Viele Eltern suchen die Kleidung für ihre Kinder mehr oder weniger automatisch aus. Ohne es zu hinterfragen, kaufen sie rosa Kleider mit Schleifen für ihre Tochter und bequeme Kleidung mit Superheldenfiguren darauf für ihren Sohn. Dabei galt Rosa in der Vergangenheit nicht immer als Mädchenfarbe. Die Historikerin Jo B. Paoletti von der Universität Maryland verweist in ihrem Buch Pink and Blue: Telling the Girls from the Boys in America darauf, dass bis etwa 1940 alle Kinder bis zum Alter von sechs Jahren neutrale weiße Kleidung trugen.
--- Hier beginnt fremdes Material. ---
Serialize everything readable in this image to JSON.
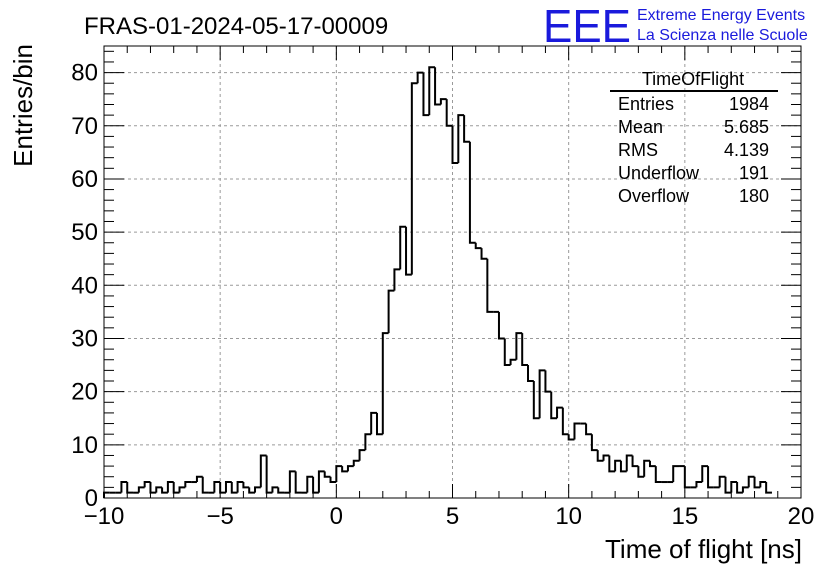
{
  "header": {
    "run_title": "FRAS-01-2024-05-17-00009",
    "logo_text": "EEE",
    "logo_line1": "Extreme Energy Events",
    "logo_line2": "La Scienza nelle Scuole",
    "logo_color": "#1a1adc"
  },
  "stats_box": {
    "title": "TimeOfFlight",
    "rows": [
      {
        "label": "Entries",
        "value": "1984"
      },
      {
        "label": "Mean",
        "value": "5.685"
      },
      {
        "label": "RMS",
        "value": "4.139"
      },
      {
        "label": "Underflow",
        "value": "191"
      },
      {
        "label": "Overflow",
        "value": "180"
      }
    ]
  },
  "chart_data": {
    "type": "histogram",
    "title": "FRAS-01-2024-05-17-00009",
    "xlabel": "Time of flight [ns]",
    "ylabel": "Entries/bin",
    "xlim": [
      -10,
      20
    ],
    "ylim": [
      0,
      85
    ],
    "grid": true,
    "line_color": "#000000",
    "bin_width": 0.25,
    "x_ticks": [
      "−10",
      "−5",
      "0",
      "5",
      "10",
      "15",
      "20"
    ],
    "x_tick_values": [
      -10,
      -5,
      0,
      5,
      10,
      15,
      20
    ],
    "y_ticks": [
      "0",
      "10",
      "20",
      "30",
      "40",
      "50",
      "60",
      "70",
      "80"
    ],
    "y_tick_values": [
      0,
      10,
      20,
      30,
      40,
      50,
      60,
      70,
      80
    ],
    "bin_start": -10,
    "values": [
      1,
      1,
      1,
      3,
      1,
      1,
      2,
      3,
      1,
      2,
      1,
      3,
      1,
      2,
      3,
      3,
      4,
      1,
      1,
      3,
      1,
      3,
      1,
      3,
      2,
      1,
      2,
      8,
      1,
      2,
      1,
      1,
      5,
      1,
      1,
      4,
      1,
      5,
      4,
      3,
      6,
      5,
      6,
      7,
      9,
      12,
      16,
      12,
      31,
      39,
      43,
      51,
      42,
      78,
      80,
      72,
      81,
      74,
      75,
      70,
      63,
      72,
      67,
      48,
      47,
      45,
      35,
      35,
      30,
      25,
      26,
      31,
      25,
      22,
      15,
      24,
      20,
      15,
      17,
      12,
      11,
      14,
      14,
      12,
      9,
      7,
      8,
      5,
      7,
      5,
      8,
      6,
      4,
      7,
      6,
      3,
      3,
      3,
      6,
      6,
      2,
      2,
      3,
      6,
      2,
      2,
      4,
      1,
      3,
      1,
      2,
      4,
      2,
      3,
      1
    ]
  }
}
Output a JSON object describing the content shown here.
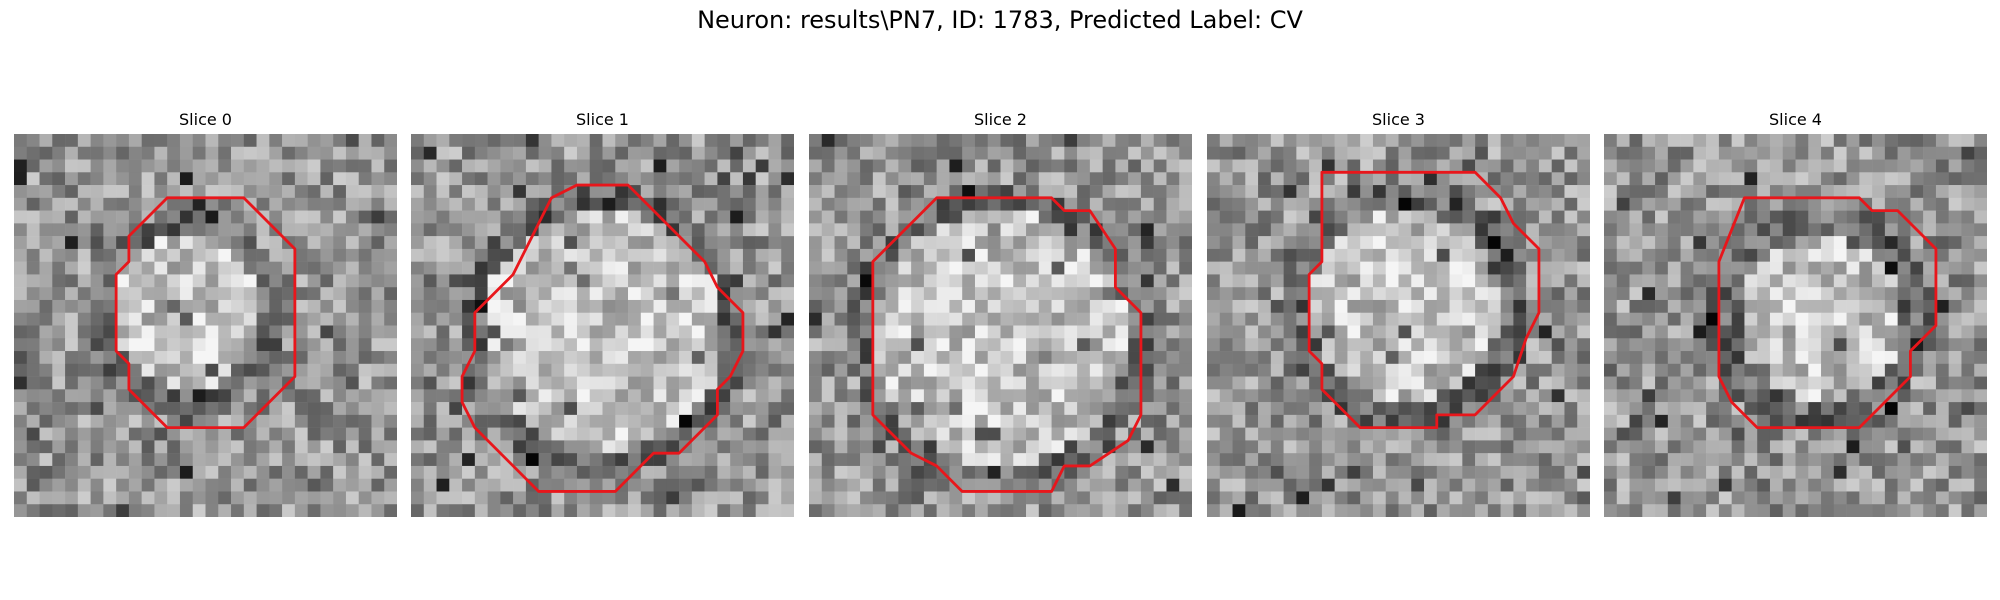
{
  "figure": {
    "title": "Neuron: results\\PN7, ID: 1783, Predicted Label: CV"
  },
  "panels": [
    {
      "title": "Slice 0"
    },
    {
      "title": "Slice 1"
    },
    {
      "title": "Slice 2"
    },
    {
      "title": "Slice 3"
    },
    {
      "title": "Slice 4"
    }
  ],
  "colors": {
    "contour": "#e8161b",
    "background": "#ffffff"
  },
  "image": {
    "grid_size": 30,
    "colormap": "grayscale",
    "contours_grid": [
      [
        [
          12,
          5
        ],
        [
          18,
          5
        ],
        [
          20,
          7
        ],
        [
          22,
          9
        ],
        [
          22,
          19
        ],
        [
          20,
          21
        ],
        [
          18,
          23
        ],
        [
          12,
          23
        ],
        [
          10,
          21
        ],
        [
          9,
          20
        ],
        [
          9,
          18
        ],
        [
          8,
          17
        ],
        [
          8,
          11
        ],
        [
          9,
          10
        ],
        [
          9,
          8
        ],
        [
          10,
          7
        ]
      ],
      [
        [
          11,
          5
        ],
        [
          13,
          4
        ],
        [
          17,
          4
        ],
        [
          20,
          7
        ],
        [
          23,
          10
        ],
        [
          24,
          12
        ],
        [
          26,
          14
        ],
        [
          26,
          17
        ],
        [
          25,
          19
        ],
        [
          24,
          20
        ],
        [
          24,
          22
        ],
        [
          21,
          25
        ],
        [
          19,
          25
        ],
        [
          16,
          28
        ],
        [
          10,
          28
        ],
        [
          8,
          26
        ],
        [
          5,
          23
        ],
        [
          4,
          21
        ],
        [
          4,
          19
        ],
        [
          5,
          17
        ],
        [
          5,
          14
        ],
        [
          8,
          11
        ]
      ],
      [
        [
          10,
          5
        ],
        [
          19,
          5
        ],
        [
          20,
          6
        ],
        [
          22,
          6
        ],
        [
          24,
          9
        ],
        [
          24,
          12
        ],
        [
          26,
          14
        ],
        [
          26,
          22
        ],
        [
          25,
          24
        ],
        [
          22,
          26
        ],
        [
          20,
          26
        ],
        [
          19,
          28
        ],
        [
          12,
          28
        ],
        [
          10,
          26
        ],
        [
          8,
          25
        ],
        [
          5,
          22
        ],
        [
          5,
          10
        ]
      ],
      [
        [
          9,
          3
        ],
        [
          21,
          3
        ],
        [
          23,
          5
        ],
        [
          24,
          7
        ],
        [
          26,
          9
        ],
        [
          26,
          14
        ],
        [
          25,
          16
        ],
        [
          24,
          19
        ],
        [
          22,
          21
        ],
        [
          21,
          22
        ],
        [
          18,
          22
        ],
        [
          18,
          23
        ],
        [
          12,
          23
        ],
        [
          10,
          21
        ],
        [
          9,
          20
        ],
        [
          9,
          18
        ],
        [
          8,
          17
        ],
        [
          8,
          11
        ],
        [
          9,
          10
        ],
        [
          9,
          8
        ]
      ],
      [
        [
          11,
          5
        ],
        [
          20,
          5
        ],
        [
          21,
          6
        ],
        [
          23,
          6
        ],
        [
          25,
          8
        ],
        [
          26,
          9
        ],
        [
          26,
          15
        ],
        [
          24,
          17
        ],
        [
          24,
          19
        ],
        [
          22,
          21
        ],
        [
          20,
          23
        ],
        [
          12,
          23
        ],
        [
          10,
          21
        ],
        [
          9,
          19
        ],
        [
          9,
          10
        ]
      ]
    ]
  }
}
Sie erwähnt auch, dass Mädchen in den Siebzigerjahren des 20. Jahrhunderts sehr männlich gekleidet waren, was für die Emanzipation der Frau und die Freiheit stand. 1985 dagegen, berichtet die Autorin, ist die neutrale Kleidung nach Aufkommen der Ultraschalluntersuchung vollständig verschwunden. Dank Ultraschall kann man das Geschlecht des Kindes im Voraus erfahren und das Zimmer in Abhängigkeit vom Geschlecht dekorieren. Das hat den Herstellern ganz neue, einträgliche Märkte eröffnet. Von der Gestaltung des Kinderzimmers über die Windeln bis hin zur Kleidung – das am meisten typisierte Produkt ist am wenigsten wiederverwendbar, und das treibt die Verkaufszahlen in die Höhe.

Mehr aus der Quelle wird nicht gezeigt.